No drops Objetos feito em sala, fomos induzidos a refletir sobre a origem dos objetos no nosso cotidiano, com a cena do filme 2001: uma odisseia no espaço, onde o "primeiro objeto" que surge é utilizado como arma, forma de impor superioridade através da violência. Nessa discussão, ficamos com o questionamento; nós dominamos os objetos ou somos dominados por eles?
Essa não é uma discussão simples e nem linear, pois ao longo da aula foi possível perceber que os objetos (assim como a arquitetura) influenciam diretamente o comportamento humano, pela sua forma função e intenção, que pode ser tanto responsabilidade do artista ou inventor, quanto da criatividade do usuário, que é livre pra sempre interpretar como lhe convém, o objeto que tem em mãos.

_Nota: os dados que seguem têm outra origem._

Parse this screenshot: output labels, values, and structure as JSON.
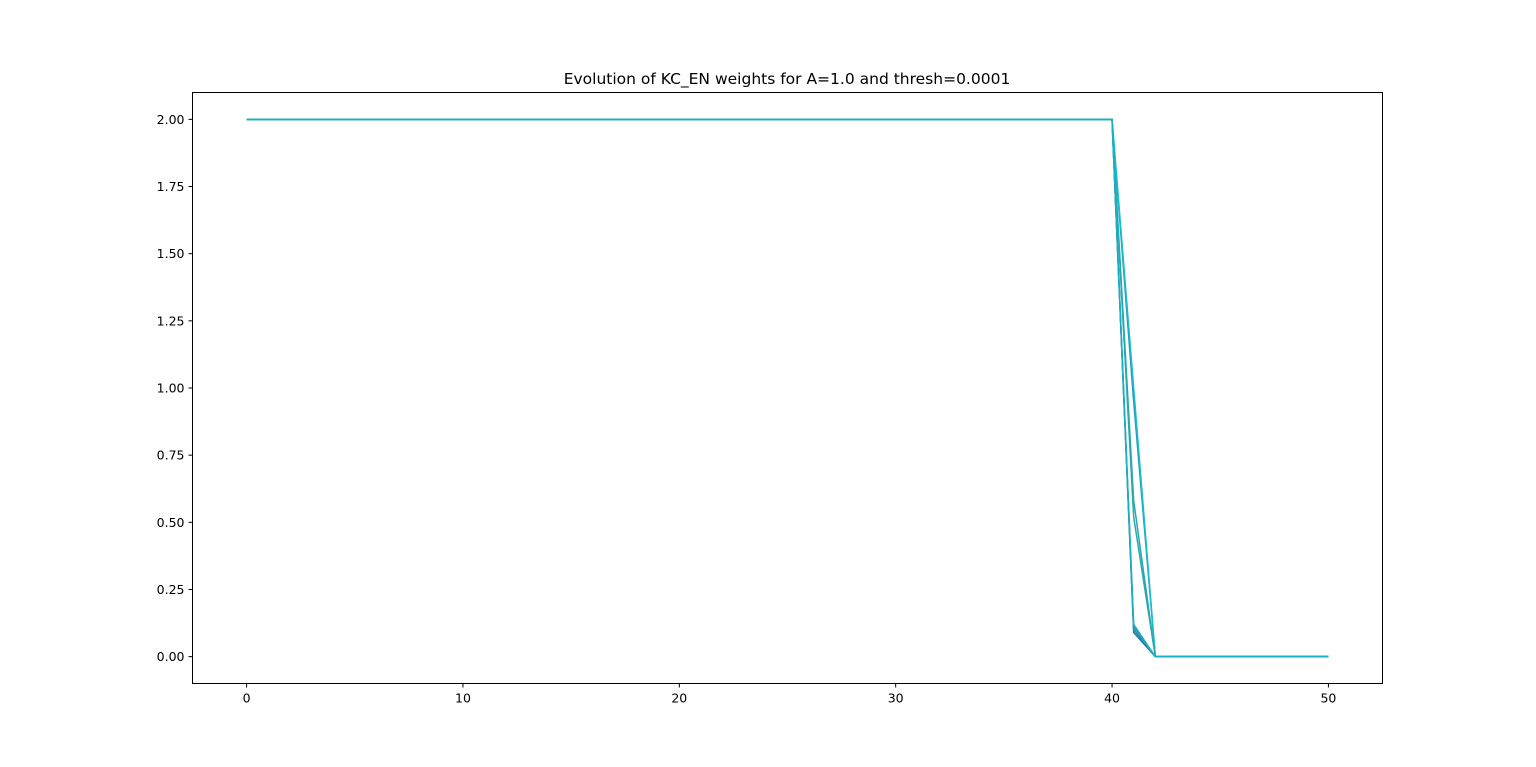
{
  "chart_data": {
    "type": "line",
    "title": "Evolution of KC_EN weights for A=1.0 and thresh=0.0001",
    "xlabel": "",
    "ylabel": "",
    "xlim": [
      -2.5,
      52.5
    ],
    "ylim": [
      -0.1,
      2.1
    ],
    "xticks": [
      0,
      10,
      20,
      30,
      40,
      50
    ],
    "xtick_labels": [
      "0",
      "10",
      "20",
      "30",
      "40",
      "50"
    ],
    "yticks": [
      0.0,
      0.25,
      0.5,
      0.75,
      1.0,
      1.25,
      1.5,
      1.75,
      2.0
    ],
    "ytick_labels": [
      "0.00",
      "0.25",
      "0.50",
      "0.75",
      "1.00",
      "1.25",
      "1.50",
      "1.75",
      "2.00"
    ],
    "grid": false,
    "legend": "none",
    "x": [
      0,
      1,
      2,
      3,
      4,
      5,
      6,
      7,
      8,
      9,
      10,
      11,
      12,
      13,
      14,
      15,
      16,
      17,
      18,
      19,
      20,
      21,
      22,
      23,
      24,
      25,
      26,
      27,
      28,
      29,
      30,
      31,
      32,
      33,
      34,
      35,
      36,
      37,
      38,
      39,
      40,
      41,
      42,
      43,
      44,
      45,
      46,
      47,
      48,
      49,
      50
    ],
    "series": [
      {
        "color": "#1f77b4",
        "drop": [
          2.0,
          0.09,
          0.0
        ]
      },
      {
        "color": "#2a8ab0",
        "drop": [
          2.0,
          0.1,
          0.0
        ]
      },
      {
        "color": "#2f9aa8",
        "drop": [
          2.0,
          0.11,
          0.0
        ]
      },
      {
        "color": "#1f9ab8",
        "drop": [
          2.0,
          0.95,
          0.0
        ]
      },
      {
        "color": "#29a6b0",
        "drop": [
          2.0,
          0.58,
          0.0
        ]
      },
      {
        "color": "#17becf",
        "drop": [
          2.0,
          1.0,
          0.0
        ]
      },
      {
        "color": "#2ca8a8",
        "drop": [
          2.0,
          0.52,
          0.0
        ]
      },
      {
        "color": "#17b0c8",
        "drop": [
          2.0,
          0.12,
          0.0
        ]
      }
    ]
  }
}
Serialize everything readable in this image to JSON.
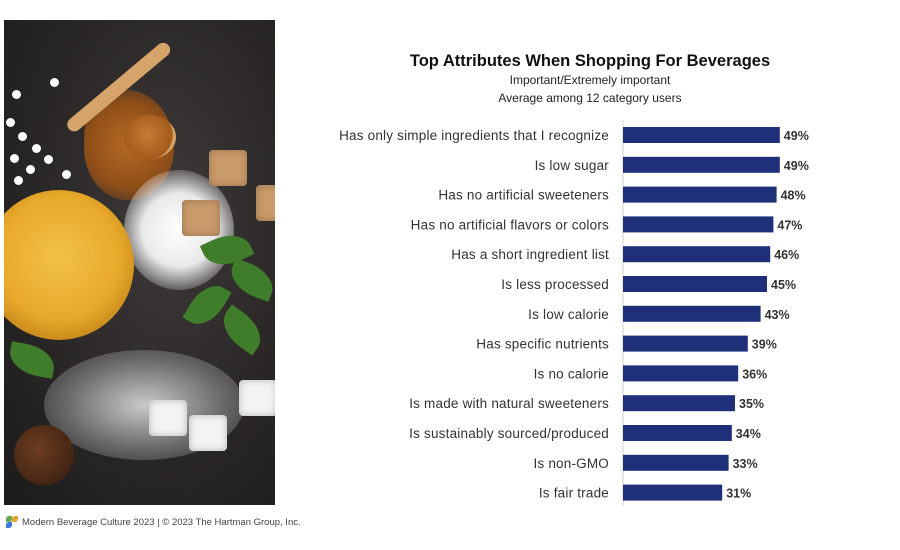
{
  "chart_data": {
    "type": "bar",
    "orientation": "horizontal",
    "title": "Top Attributes When Shopping For Beverages",
    "subtitle_lines": [
      "Important/Extremely important",
      "Average among 12 category users"
    ],
    "categories": [
      "Has only simple ingredients that I recognize",
      "Is low sugar",
      "Has no artificial sweeteners",
      "Has no artificial flavors or colors",
      "Has a short ingredient list",
      "Is less processed",
      "Is low calorie",
      "Has specific nutrients",
      "Is no calorie",
      "Is made with natural sweeteners",
      "Is sustainably sourced/produced",
      "Is non-GMO",
      "Is fair trade"
    ],
    "values": [
      49,
      49,
      48,
      47,
      46,
      45,
      43,
      39,
      36,
      35,
      34,
      33,
      31
    ],
    "value_labels": [
      "49%",
      "49%",
      "48%",
      "47%",
      "46%",
      "45%",
      "43%",
      "39%",
      "36%",
      "35%",
      "34%",
      "33%",
      "31%"
    ],
    "xlim": [
      0,
      60
    ],
    "grid": false,
    "bar_color": "#1f2f7a"
  },
  "footer": {
    "text": "Modern Beverage Culture 2023  |  © 2023 The Hartman Group, Inc."
  }
}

Depois a discussão caminhou para o primeiro texto lido, que é Animação Cultural, de Vilém Flusser, no qual a ficção trata de um mundo onde objetos tem "vida" e querem seus direitos objetivos, o que seria uma inversão da realidade em que vivemos. Além da temática de quem domina quem, que também é proposta nesse texto, a leitura traz a discussão sobre hierarquia dos objetos, e fomos convidados a refletir se esse conceito de fato existe e pode ser aplicado à nossa realidade.

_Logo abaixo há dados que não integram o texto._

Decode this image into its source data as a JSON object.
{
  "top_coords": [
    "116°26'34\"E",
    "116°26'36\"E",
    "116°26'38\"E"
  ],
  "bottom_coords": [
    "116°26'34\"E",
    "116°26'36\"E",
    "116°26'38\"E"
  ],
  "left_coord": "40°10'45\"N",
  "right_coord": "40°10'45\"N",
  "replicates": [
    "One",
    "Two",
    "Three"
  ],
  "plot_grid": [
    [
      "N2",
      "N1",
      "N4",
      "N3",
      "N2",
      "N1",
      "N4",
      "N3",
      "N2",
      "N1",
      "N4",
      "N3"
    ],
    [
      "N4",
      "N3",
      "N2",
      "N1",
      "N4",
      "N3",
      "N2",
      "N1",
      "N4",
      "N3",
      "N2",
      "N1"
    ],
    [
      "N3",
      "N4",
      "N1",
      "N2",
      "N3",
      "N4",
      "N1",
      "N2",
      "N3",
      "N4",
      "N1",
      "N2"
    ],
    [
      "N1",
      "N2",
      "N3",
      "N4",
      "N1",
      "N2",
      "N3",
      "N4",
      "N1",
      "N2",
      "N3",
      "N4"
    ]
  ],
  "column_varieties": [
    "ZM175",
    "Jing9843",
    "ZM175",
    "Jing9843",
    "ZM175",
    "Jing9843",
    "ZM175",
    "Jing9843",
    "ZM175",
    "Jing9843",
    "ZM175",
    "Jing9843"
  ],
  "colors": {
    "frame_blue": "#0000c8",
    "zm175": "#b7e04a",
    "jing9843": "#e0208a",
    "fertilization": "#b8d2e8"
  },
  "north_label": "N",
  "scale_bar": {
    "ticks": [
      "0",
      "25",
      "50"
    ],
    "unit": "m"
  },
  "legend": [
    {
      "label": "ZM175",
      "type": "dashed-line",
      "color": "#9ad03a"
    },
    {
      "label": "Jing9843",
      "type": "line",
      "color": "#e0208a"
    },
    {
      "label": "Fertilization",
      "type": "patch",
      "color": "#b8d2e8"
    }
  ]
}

Nessa linha de raciocínio, voltamos na odisseia no espaço, onde fica a dúvida se o macaco da cena só se sobressaiu por ter descoberto uma arma, levando ao pensamento de que uma arma é o objeto mais importante, pensamento esse muito polêmico e questionável. Também pensamos sobre a forma dos objetos, representada pela personagem mesa redonda, que se declara o objeto maioral por conseguir reunir todos os outros objetos de forma igualitária, propondo então de ser a líder dos objetos. Essa constatação da mesa nos leva a pensar em como a forma do objeto afeta diretamente seu uso, e consequentemente, afeta também o ser humano enquanto usuário.
Depois, lemos em sala o conto A ficção como cesta: Uma Teoria, de Ursula K. Le Guin, em que a autora traz uma proposta quase que oposta à do filme e do texto de Flusser, na qual ela nos convida a pensar na história dos objetos por um outro olhar, não dominador, mas de cuidado, que é através da figura da cesta. Essa discussão é muito interessante pois podemos perceber o viés masculino que existe nas histórias da humidade, em que apenas contam da lança usada para matar o mamute, sendo que a maioria dos seres humanos na época vivia de agricultura, e para tal atividade, são necessários cestos para carregar os grãos e verduras cultivados, além dos cestos carregarem com segurança as crianças enquanto seus pais colhiam os produtos agrícolas, porém essa narrativa pacata chama muito menos a atenção do público das ficções do que a história do herói que mata a fera e retorna pra casa com uns pedaços de carne (carregados onde, inclusive? pois é).
Pessoalmente gostei muito desse texto e de discutir sobre ele em sala, já que eu sempre tive uma certa resistência com a ficção científica, exatamente pelo motivo que a autora ressalta, da masculinidade envolvendo as narrativas, e foi muito interessante relacionar esse meu pensamento com os objetos, e mais ainda, com a arquitetura em si. Como um ambiente criado pode acolher ao invés de intimidar? E qual o papel do arquiteto na sensação que o usuário tem ao interagir com determinado espaço?
Podemos também relacionar toda essa discussão com os conceitos de Hertzberger, pois o autor também propõe que passemos a perceber a arquitetura e o papel do arquiteto com outros olhos, e ele nos mostra que o arquiteto não deve ser o ditador do espaço, assim como o objeto não deve ser o ditador de seu uso. E vimos que o jeito como o espaço pode ser utilizado e a interpretação que cada um terá sobre o projeto pode ser influenciada por incentivos, mas deve sempre ter espaço para novos usos e interpretações.